Selective Inhibition of the Renal Dopamine Subtype D 1A Receptor Induces Antinatriuresis in Conscious Rats

Abstract

Abstract —Both dopamine D 1 -like (D 1A and D 1B ) and D 2 -like (D 2 , D 3 , and D 4 ) receptor subfamilies are present in the kidney. Blockade of the intrarenal D 1 -like receptor family is associated with natriuresis and diuresis. Because the D 1A and D 1B receptor subtypes are not distinguishable by currently available dopaminergic agents, their functional role remains undefined. In the present study, the effect of selective inhibition of the renal D 1A receptor with phosphorothioated antisense oligodeoxynucleotide (AS-ODN) was investigated in conscious uninephrectomized rats. After renal interstitial administration of Texas red–labeled D 1A receptor AS-ODN, intense fluorescent signal was localized in the renal tubular epithelium and vasculature. In rats on normal salt intake, AS-ODN injected interstitially into the kidney reduced daily urinary sodium excretion (1.4±0.04 versus 0.8±0.2 mEq/d, n=5, P <0.05) and urine output (16.9±3.8 versus 12.5±3.6 mL/d, n=5, P <0.05). In rats on high sodium intake, continuous renal interstitial administration of D 1A receptor AS-ODN transiently decreased daily urinary sodium excretion (5.4±0.5 versus 4.2±0.3 mEq/d, n=7, P <0.01) and urine output (27.6±4.5 versus 18.1±1.8 mL/d, n=7, P <0.01). Neither vehicle nor sense oligodeoxynucleotide had significant effects.
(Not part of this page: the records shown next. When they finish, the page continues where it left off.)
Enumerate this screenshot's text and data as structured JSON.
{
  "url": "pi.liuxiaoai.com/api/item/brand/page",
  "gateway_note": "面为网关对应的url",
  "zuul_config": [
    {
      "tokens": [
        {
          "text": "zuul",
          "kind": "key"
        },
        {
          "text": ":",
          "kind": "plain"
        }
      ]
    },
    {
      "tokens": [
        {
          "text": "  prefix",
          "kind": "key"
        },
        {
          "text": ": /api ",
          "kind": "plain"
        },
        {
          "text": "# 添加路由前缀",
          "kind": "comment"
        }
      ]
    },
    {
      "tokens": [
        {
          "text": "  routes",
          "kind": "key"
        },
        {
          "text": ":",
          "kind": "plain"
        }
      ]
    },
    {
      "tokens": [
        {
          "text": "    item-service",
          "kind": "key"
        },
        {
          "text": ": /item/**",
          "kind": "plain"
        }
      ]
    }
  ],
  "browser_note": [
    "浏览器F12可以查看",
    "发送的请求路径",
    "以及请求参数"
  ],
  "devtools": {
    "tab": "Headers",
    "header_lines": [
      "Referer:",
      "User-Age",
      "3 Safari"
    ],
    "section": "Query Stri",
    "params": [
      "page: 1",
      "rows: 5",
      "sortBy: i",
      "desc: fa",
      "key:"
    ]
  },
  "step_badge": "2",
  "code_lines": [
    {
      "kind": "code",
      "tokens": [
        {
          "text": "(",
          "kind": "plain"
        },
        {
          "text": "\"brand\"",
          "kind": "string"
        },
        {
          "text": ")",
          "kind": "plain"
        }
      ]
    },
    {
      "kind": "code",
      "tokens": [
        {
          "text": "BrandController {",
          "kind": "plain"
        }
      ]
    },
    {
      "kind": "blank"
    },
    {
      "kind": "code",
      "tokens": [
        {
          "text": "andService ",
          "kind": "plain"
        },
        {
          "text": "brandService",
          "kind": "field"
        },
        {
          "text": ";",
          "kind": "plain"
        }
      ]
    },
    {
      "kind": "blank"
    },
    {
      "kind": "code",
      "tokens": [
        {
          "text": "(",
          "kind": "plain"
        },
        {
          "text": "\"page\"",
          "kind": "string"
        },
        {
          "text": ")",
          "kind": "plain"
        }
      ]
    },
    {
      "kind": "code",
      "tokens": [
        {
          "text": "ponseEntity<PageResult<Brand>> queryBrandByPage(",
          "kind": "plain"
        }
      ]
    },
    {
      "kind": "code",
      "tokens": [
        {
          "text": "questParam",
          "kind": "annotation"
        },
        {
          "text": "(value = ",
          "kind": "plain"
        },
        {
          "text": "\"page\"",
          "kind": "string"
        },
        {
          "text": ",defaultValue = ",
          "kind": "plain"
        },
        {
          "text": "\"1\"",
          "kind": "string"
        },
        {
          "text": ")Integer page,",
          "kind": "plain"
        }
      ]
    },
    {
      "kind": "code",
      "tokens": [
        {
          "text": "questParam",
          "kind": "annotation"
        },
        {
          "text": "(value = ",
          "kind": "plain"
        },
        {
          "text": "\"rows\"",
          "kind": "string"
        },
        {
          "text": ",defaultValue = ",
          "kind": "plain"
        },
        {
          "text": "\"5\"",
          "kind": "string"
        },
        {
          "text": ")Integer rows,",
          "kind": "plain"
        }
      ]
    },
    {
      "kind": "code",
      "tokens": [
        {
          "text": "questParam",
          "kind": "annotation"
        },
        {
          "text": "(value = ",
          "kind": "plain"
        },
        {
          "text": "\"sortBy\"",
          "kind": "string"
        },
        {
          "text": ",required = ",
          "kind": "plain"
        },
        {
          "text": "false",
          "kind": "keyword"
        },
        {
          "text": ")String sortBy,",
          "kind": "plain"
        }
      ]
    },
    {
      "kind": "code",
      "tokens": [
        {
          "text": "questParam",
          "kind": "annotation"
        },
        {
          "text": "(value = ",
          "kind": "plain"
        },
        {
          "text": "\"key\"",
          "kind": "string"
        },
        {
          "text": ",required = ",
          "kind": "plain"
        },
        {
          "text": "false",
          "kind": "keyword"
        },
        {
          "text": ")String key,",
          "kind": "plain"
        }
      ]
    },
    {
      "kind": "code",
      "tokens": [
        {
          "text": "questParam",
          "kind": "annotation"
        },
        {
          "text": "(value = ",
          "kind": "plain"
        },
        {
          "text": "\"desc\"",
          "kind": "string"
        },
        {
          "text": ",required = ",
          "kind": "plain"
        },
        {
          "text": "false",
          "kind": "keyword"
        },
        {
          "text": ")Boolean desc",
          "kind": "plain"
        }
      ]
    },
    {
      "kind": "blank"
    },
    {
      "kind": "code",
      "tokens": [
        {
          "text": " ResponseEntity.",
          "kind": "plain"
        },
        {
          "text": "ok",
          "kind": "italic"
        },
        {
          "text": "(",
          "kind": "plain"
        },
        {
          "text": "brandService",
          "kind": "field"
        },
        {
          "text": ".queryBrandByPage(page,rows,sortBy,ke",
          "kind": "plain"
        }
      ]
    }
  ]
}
Systolic blood pressure remained unchanged. The renal D 1A receptor protein was significantly decreased by 35% and 46% at the end of the study in AS-ODN–treated rats on normal and high salt intake, respectively, whereas the D 1B receptor and β-actin were not affected. These results provide the first direct evidence that the renal D 1A receptor subtype plays an important role in the control of sodium excretion.